Голос председателя странно ломается, теперь он почти выкрикивает фамилии. Много фамилий… Курнатовский уже не слышит выкриков полковника, он только видит каждого из названных им. Сначала он видит их в общей камере Читинской тюрьмы…
Только тот, кто долгими ночами ловил звуки внешнего мира, угадывая течение жизни, от которой он отрешен; кто существовал как бы в стянутом накрепко мешке, набитом мыслями, воспоминаниями, надеждами; кто время от времени произносил что-то просто затем, чтобы собственный голос разрезал стойкую, изнуряющую тишину, — только тот может испытать радость, почти счастье, попав в среду людей, разделяющих твою участь, — пусть это будет даже в общей камере одной из самых страшных царевых темниц.
По пестроте населения общей камеры можно было судить, какие разные люди вошли в мир революции и при всех их индивидуальных и социальных различиях объединились в нем. Казаки и солдаты, отказавшиеся стрелять в восставших; рабочие, с оружием в руках защищавшие революцию; мужики, выносившие безоговорочные «приговоры» об отторжении кабинетских и монастырских земель, — все мятежное Забайкалье…
Теперь знакомые имена выкрикиваются резким голосом председателя суда. Одно за другим, одно за другим…
«…Фельдфебель штаба войск Забайкальской области Никита Шемякин… Писари того же штаба, нестроевые старшего разряда… Рядовой Читинской местной команды Григорий Ильин… Потомственный дворянин Виктор Курнатовский…»
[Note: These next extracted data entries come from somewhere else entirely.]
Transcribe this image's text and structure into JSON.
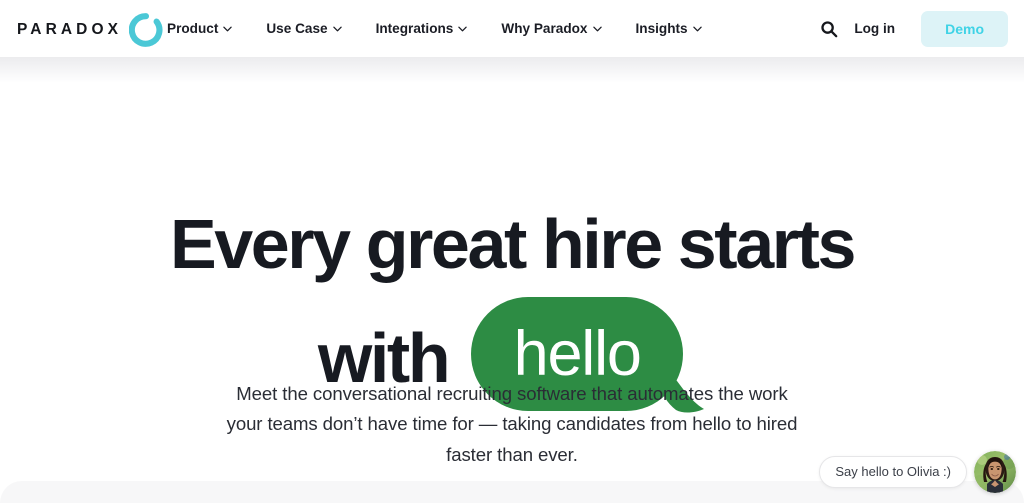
{
  "brand": {
    "logo_word": "PARADOX",
    "logo_mark_icon": "paradox-ring-icon",
    "accent_teal": "#4bc8d6",
    "accent_cyan": "#3fd3e6",
    "demo_bg": "#ddf3f7",
    "bubble_green": "#2d8c44",
    "headline_color": "#171a21"
  },
  "header": {
    "nav": [
      {
        "label": "Product",
        "has_dropdown": true
      },
      {
        "label": "Use Case",
        "has_dropdown": true
      },
      {
        "label": "Integrations",
        "has_dropdown": true
      },
      {
        "label": "Why Paradox",
        "has_dropdown": true
      },
      {
        "label": "Insights",
        "has_dropdown": true
      }
    ],
    "search_icon": "search-icon",
    "login_label": "Log in",
    "demo_label": "Demo"
  },
  "hero": {
    "headline_line1": "Every great hire starts",
    "headline_line2_prefix": "with",
    "bubble_text": "hello",
    "subheadline": "Meet the conversational recruiting software that automates the work your teams don’t have time for — taking candidates from hello to hired faster than ever."
  },
  "chat_widget": {
    "message": "Say hello to Olivia :)",
    "avatar_name": "olivia-avatar",
    "avatar_alt": "Olivia"
  }
}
Собственное имя ничем не выделяется для него среди остальных, как будто все они составляют одно слитное целое, крепче, чем кандалами, связанное общностью судьбы. И сейчас это будет ясно. Сейчас…
«…в том, что они все вместе… принадлежали к боевой социал-демократической революционной партии… призывали к вооруженному восстанию… с целью ниспровергнуть основными законами установленный образ правления… что и привели в исполнение, возмутив читинский гарнизон и местное население…»
Да, привели в исполнение. Это самое главное. Они совершили… Никто не может этого у них отнять. Они были победителями, они держали в своих руках власть… Ее вырвали у них из рук ненадолго. Трепещите! За нами идут другие, мы пробили им путь!
Имена, имена… Каждый внес свою лепту. И каждому — смерть! «…Лишить каждого из них всех прав состояния… и приговорить каждого из них к смертной казни через расстреляние…»
Все заволакивается снежной пеленой пурги, замирает в вое ветра, и вдруг из мутно-белого марева выплывают лица только что осужденных. Только сейчас это уже тюремный вагон. За окном — перерезанный решеткой, недобрый закат. Солнце садится в багровые, словно окровавленные, облака. Обнаженная мерзлая степь, открытая новому порыву ветра. Ничего живого. Крупные птицы исчезли за округлыми сопками, таятся в распадках, за каменными грядами. Даже воробьи улетели поближе к жилым местам, к теплым застрехам. Все замерло до весны на суровом этом берегу, зловеще освещенном огнями заката.